[Date Prev][Date Next][Thread Prev][Thread Next][Date Index][Thread Index]

Re: John Chadwick (Linear B) of corpus size. Comments invited.



Jacques Guy writes:
> Yes, my point was that Chadwick's formula is dead
> wrong. However, I would like other opinions. 

OK, here is my $0.02. The formula may not be as wrong as everybody here
seems to suppose, at least if we approach it with a little goodwill. First,
it should be taken to apply only to "NYN" type languages. Robinson must be
made aware of the incredible importance of getting the language right, but 
once we have that much, it's not that hard to justify the formula. 

The 0th step of the analysis is to arrange the symbols in frequency order.
The 1st step is to construct a grid of what can follow what. As we try to 
grok the pattern, it is this grid that gets rearranged over and over again:
something that is extremely hard to do with higher order statistics because 
we don't really have the visual means to deal with higher dimensional grids. 

Given our human limitations in constructing, displaying, and comprehending 
higher order data, it is likely that 1st order statistics will contimue to
play a very significant role in solving the puzzle, even if computers can 
store (and selectively display) the higher order material with ease. 

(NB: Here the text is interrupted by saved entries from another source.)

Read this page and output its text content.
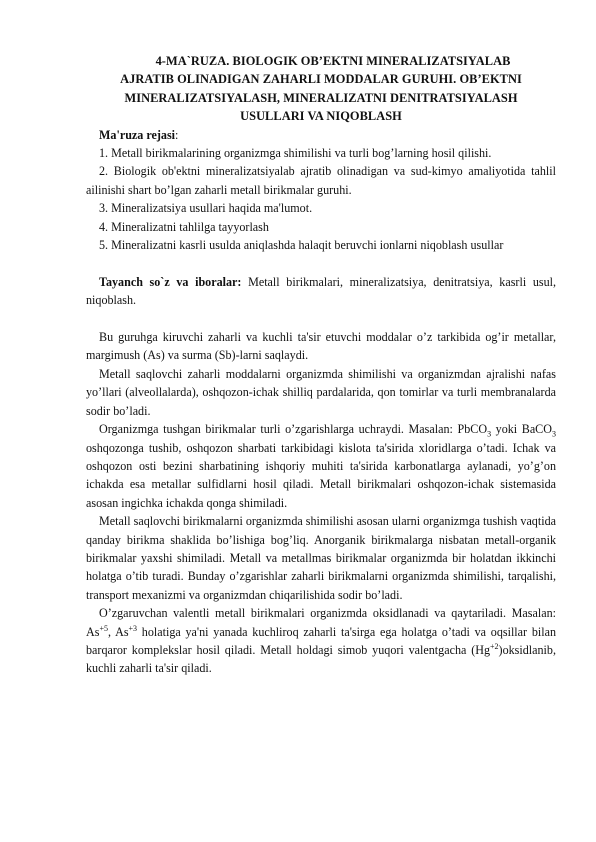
4-MA`RUZA. BIOLOGIK OB’EKTNI MINERALIZATSIYALAB
AJRATIB OLINADIGAN ZAHARLI MODDALAR GURUHI. OB’EKTNI
MINERALIZATSIYALASH, MINERALIZATNI DENITRATSIYALASH
USULLARI VA NIQOBLASH

Ma'ruza rejasi:

1. Metall birikmalarining organizmga shimilishi va turli bog’larning hosil qilishi.

2. Biologik ob'ektni mineralizatsiyalab ajratib olinadigan va sud-kimyo amaliyotida tahlil ailinishi shart bo’lgan zaharli metall birikmalar guruhi.

3. Mineralizatsiya usullari haqida ma'lumot.

4. Mineralizatni tahlilga tayyorlash

5. Mineralizatni kasrli usulda aniqlashda halaqit beruvchi ionlarni niqoblash usullar

Tayanch so`z va iboralar: Metall birikmalari, mineralizatsiya, denitratsiya, kasrli usul, niqoblash.

Bu guruhga kiruvchi zaharli va kuchli ta'sir etuvchi moddalar o’z tarkibida og’ir metallar, margimush (As) va surma (Sb)-larni saqlaydi.

Metall saqlovchi zaharli moddalarni organizmda shimilishi va organizmdan ajralishi nafas yo’llari (alveollalarda), oshqozon-ichak shilliq pardalarida, qon tomirlar va turli membranalarda sodir bo’ladi.

Organizmga tushgan birikmalar turli o’zgarishlarga uchraydi. Masalan: PbCO$_3$ yoki BaCO$_3$ oshqozonga tushib, oshqozon sharbati tarkibidagi kislota ta'sirida xloridlarga o’tadi. Ichak va oshqozon osti bezini sharbatining ishqoriy muhiti ta'sirida karbonatlarga aylanadi, yo’g’on ichakda esa metallar sulfidlarni hosil qiladi. Metall birikmalari oshqozon-ichak sistemasida asosan ingichka ichakda qonga shimiladi.

Metall saqlovchi birikmalarni organizmda shimilishi asosan ularni organizmga tushish vaqtida qanday birikma shaklida bo’lishiga bog’liq. Anorganik birikmalarga nisbatan metall-organik birikmalar yaxshi shimiladi. Metall va metallmas birikmalar organizmda bir holatdan ikkinchi holatga o’tib turadi. Bunday o’zgarishlar zaharli birikmalarni organizmda shimilishi, tarqalishi, transport mexanizmi va organizmdan chiqarilishida sodir bo’ladi.

O’zgaruvchan valentli metall birikmalari organizmda oksidlanadi va qaytariladi. Masalan: $As^{+5}$, $As^{+3}$ holatiga ya'ni yanada kuchliroq zaharli ta'sirga ega holatga o’tadi va oqsillar bilan barqaror komplekslar hosil qiladi. Metall holdagi simob yuqori valentgacha $(Hg^{+2})oksidlanib$, kuchli zaharli ta'sir qiladi.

Now, to fill in a bigram grid with any chance of random fluctuations not
totally overwhelming the true pattern we need n^2 data points (actually, some
constant time n^2 is better), so there is a fair bit of engineering wisdom 
in the formula.

This of course applies only to ordinary phoneme- mora- or syllable-based
scripts, where the usual goal (if systems created by a long evolutionary
process can be said to have a goal) is to map sounds to symbols in a simple
fashion. For the VMS, we don't even know whether there is a spoken system
behind it (though I personally strongly suspect there is) and the goal of the
script seems to be to delibarately obscure, rather than plainly present, the
relationship between sounds and symbols (so a corpus larger than n^2 should be
required). 

I think this goes a long way towards explaining why the kind of binary
encoding suggested as a counterexamle renders the formula meaningless: once 
such an encoding is performed the relationship between the symbols and the 
sounds is anything but straightforward. 

Andras Kornai